Foto Alfredo Libero Ferretti

 

LARA VINCA MASINI

 

Presentazione in catalogo  (mostra personale con Giovanni Campus)

Galleria AL2  Roma

1970

 

L'interesse di Renato Spagnoli, fin dall'inizio della sua ricerca nel campo delle arti figurative è sempre stato rivolto all'analisi dei "simboli" più diretti della comunicazione, le " lettere", come segni di un alfabeto "altro" da quello corrente della "scrittura". Spagnoli infatti, a differenza di altri operanti nel campo dei "segni" simbolici, non li ha acquisiti attraverso la letteratura e la poesia, non li ha recuperati cioè, almeno intenzionalmente, in senso analogico.

La sua ricerca non si svolge nell'ambito della "poesia concreta" e non ne deriva, anche se le incidenze e le relazioni con questo tipo di attività sono sempre state, in lui, evidenti. Egli ha sempre teso a tradurre visivamente, concretamente, e non foneticamente, i " segni " nella loro carica espressiva formale, nell'ambito della visualità, al di là dei loro riferimento fonetico e quindi, alla fine, al di là dei loro significato analogico.

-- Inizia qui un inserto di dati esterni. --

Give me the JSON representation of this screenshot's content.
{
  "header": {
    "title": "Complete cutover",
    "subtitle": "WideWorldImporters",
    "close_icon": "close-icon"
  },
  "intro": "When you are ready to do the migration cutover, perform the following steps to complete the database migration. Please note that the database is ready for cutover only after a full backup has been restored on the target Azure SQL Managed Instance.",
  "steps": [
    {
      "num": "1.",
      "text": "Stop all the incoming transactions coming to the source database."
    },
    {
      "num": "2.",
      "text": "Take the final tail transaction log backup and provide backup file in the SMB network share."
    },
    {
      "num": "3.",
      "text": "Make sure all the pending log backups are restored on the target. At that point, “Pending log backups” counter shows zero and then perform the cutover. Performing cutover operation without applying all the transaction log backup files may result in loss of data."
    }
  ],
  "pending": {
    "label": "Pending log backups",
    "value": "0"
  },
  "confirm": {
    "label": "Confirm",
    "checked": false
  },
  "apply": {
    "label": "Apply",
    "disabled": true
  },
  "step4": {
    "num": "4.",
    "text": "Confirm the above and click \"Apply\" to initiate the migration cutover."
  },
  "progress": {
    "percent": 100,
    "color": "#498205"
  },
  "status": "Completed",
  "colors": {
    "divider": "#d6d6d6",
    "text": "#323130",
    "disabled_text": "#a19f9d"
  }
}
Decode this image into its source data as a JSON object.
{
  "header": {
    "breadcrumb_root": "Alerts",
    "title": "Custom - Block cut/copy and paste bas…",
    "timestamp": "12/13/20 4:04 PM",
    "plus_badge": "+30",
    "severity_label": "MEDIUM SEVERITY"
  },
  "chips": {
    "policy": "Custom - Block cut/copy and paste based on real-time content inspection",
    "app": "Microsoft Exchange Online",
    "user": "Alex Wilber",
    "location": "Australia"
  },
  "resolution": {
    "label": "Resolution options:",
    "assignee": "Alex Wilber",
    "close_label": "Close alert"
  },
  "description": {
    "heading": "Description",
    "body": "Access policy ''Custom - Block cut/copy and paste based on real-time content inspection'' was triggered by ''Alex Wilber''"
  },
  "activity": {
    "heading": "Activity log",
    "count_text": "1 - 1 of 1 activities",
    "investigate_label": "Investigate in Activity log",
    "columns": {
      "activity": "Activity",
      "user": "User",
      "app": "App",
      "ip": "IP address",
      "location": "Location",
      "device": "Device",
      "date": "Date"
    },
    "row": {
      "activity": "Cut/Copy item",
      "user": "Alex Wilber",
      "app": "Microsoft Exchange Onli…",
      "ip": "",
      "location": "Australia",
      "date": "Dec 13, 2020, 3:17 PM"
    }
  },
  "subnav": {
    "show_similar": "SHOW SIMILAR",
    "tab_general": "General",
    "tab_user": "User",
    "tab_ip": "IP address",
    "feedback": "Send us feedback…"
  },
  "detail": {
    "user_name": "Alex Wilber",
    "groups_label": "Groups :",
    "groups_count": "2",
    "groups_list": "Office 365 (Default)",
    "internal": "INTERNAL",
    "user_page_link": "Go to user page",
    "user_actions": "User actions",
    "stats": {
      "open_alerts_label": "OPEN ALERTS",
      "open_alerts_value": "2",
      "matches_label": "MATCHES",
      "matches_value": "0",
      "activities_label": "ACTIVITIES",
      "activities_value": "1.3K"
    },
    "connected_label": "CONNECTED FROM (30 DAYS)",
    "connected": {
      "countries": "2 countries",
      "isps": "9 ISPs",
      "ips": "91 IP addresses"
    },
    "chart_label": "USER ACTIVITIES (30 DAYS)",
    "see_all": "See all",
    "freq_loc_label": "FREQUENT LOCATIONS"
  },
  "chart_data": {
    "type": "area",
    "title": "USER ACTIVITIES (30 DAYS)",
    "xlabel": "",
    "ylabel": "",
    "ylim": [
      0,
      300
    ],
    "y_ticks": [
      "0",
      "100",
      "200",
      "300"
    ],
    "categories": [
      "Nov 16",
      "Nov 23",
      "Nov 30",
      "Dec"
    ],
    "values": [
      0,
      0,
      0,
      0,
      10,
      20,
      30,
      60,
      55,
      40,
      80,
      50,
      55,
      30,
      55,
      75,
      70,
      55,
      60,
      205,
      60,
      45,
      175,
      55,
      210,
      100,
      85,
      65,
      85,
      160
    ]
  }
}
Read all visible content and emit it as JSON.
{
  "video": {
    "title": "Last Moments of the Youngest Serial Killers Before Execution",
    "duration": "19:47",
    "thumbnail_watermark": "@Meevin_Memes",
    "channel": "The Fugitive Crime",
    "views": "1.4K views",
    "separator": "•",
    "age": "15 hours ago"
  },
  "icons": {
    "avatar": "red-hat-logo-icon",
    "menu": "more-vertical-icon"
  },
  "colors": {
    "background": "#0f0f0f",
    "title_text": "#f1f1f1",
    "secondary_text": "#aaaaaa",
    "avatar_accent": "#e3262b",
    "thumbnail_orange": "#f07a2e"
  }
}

Si tratta, evidentemente, di uno spostamento di collocazione dei "segni" stessi, che vengono riproposti come "sigle emblematiche" e di volta in volta verificati nella loro nuova valenza espressiva, "oltre" il significato simbolico primario.

Ma in Spagnoli, ancora a differenza che in molti autori di poesia concreta, non si assiste al superamento progressivo del "simbolo" fondamentale, anche se questo mantiene, pur celato, un certo suo antico, allusivo riferimento letterario, ma alla scelta dichiarata e costante di un elemento visivo, la "sigla", l' "ideogramma", su cui viene operato un continuo processo di trasformazione e di adeguamento, a verificarne la "tenuta" secondo la diversa, determinata intenzione espressiva.         
Mentre infatti, inizialmente, i "segni"  fittissimi e minuti si ponevano come fatto di vibrazione cromatica, in stesura compatta. essi si sono, man mano, dilatati, scomposti, trasformati, fino a divenire soltanto allusioni di "segni" alfabetici, svolti in un contesto di dinamica ottico-percettiva, in moduli speculari, in ribaltamenti, sovrapposizioni di superfici trasparenti sulle quali i "segni" si collocano in funzione di "impressione" coloristica pura, a creare un gioco suggestivo (e illusorio) di riflessi, di ombre, di spostamenti successivi di piani.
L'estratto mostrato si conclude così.